On Tuesday, Democratic Whip Steny Hoyer (D-Md.) and six ranking members of major House committees sent President Obama a letter declaring, “We are deeply concerned by Russian efforts to undermine, interfere with, and even influence the outcome of our recent election.”
A prominent signer of the letter — Rep. Adam Schiff, D-California, the ranking member of the House Intelligence Committee — is among the Democrats most eager to denounce Russian subversion.
A week ago, when the House approved by a 390-30 margin and sent to the Senate the Intelligence Authorization Act for fiscal 2017, Schiff praised “important provisions aimed at countering Russia’s destabilizing efforts — including those targeting our elections.” One of those “important provisions,” Section 501, sets up in the executive branch “an interagency committee to counter active measures by the Russian Federation to exert covert influence.”
This high-level committee could easily morph into a protracted real-life nightmare.
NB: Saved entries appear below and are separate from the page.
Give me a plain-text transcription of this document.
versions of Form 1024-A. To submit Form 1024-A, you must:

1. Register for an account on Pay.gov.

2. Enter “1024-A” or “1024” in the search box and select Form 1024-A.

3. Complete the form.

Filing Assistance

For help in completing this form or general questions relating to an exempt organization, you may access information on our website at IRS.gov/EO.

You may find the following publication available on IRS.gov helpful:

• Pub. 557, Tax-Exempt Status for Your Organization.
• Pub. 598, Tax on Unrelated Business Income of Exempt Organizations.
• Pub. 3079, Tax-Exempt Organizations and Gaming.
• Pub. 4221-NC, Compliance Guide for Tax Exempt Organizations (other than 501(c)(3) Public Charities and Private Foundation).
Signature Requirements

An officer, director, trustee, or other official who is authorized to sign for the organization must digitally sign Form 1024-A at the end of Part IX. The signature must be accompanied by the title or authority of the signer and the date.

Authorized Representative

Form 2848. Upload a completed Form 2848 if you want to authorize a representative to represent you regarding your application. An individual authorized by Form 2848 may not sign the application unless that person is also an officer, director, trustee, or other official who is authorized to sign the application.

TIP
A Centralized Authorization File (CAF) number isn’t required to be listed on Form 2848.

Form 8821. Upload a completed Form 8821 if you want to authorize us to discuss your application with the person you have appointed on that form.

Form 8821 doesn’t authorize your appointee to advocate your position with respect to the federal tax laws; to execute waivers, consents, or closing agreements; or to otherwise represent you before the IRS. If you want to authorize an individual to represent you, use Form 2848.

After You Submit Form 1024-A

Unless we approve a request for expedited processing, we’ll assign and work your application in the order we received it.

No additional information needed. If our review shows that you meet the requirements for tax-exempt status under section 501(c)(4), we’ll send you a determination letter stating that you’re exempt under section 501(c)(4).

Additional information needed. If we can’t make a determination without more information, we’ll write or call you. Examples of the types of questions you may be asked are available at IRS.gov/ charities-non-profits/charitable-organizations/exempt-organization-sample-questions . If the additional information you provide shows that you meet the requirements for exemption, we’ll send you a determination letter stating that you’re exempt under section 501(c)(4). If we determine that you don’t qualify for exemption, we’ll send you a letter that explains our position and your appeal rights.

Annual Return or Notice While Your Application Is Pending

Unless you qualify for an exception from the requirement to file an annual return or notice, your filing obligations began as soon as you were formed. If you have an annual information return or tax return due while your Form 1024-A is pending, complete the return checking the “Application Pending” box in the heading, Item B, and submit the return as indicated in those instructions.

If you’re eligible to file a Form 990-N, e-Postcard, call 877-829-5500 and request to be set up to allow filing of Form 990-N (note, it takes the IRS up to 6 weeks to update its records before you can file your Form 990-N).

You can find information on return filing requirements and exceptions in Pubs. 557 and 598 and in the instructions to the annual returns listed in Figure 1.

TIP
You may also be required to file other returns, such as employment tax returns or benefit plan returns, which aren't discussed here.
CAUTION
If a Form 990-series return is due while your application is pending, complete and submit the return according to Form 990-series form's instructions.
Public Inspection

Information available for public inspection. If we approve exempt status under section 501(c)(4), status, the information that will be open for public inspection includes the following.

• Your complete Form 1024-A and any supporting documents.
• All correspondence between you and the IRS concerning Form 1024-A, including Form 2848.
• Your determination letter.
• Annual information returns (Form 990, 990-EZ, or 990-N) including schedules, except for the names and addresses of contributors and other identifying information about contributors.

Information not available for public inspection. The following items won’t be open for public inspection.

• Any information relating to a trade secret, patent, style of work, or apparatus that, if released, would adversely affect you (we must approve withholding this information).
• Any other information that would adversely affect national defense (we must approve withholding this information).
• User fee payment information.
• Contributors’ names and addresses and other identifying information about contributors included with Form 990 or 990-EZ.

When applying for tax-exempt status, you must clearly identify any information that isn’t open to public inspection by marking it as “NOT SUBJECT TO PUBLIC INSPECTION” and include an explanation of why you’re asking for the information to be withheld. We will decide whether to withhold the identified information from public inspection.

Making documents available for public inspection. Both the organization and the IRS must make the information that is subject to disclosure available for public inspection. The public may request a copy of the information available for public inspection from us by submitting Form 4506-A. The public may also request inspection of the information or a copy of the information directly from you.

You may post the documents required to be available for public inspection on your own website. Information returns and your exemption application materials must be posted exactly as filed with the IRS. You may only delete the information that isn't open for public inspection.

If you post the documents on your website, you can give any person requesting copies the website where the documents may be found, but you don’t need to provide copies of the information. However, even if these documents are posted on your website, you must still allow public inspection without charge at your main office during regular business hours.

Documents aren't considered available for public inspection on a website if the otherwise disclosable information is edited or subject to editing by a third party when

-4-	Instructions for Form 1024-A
While lacking public accountability, the committee is mandated to ferret out such ambiguous phenomena as Russian “media manipulation” and “disinformation.” Along the way, the committee could target an array of activists, political opponents or irksome journalists. In any event, its power to fulfill “such other duties as the president may designate” would be ready-made for abuse.
The committee is to be selected by presidential appointees, including the director of the FBI — an agency with leadership that has all too often pursued covert and overt political agendas, from the times of J. Edgar Hoover to James Comey.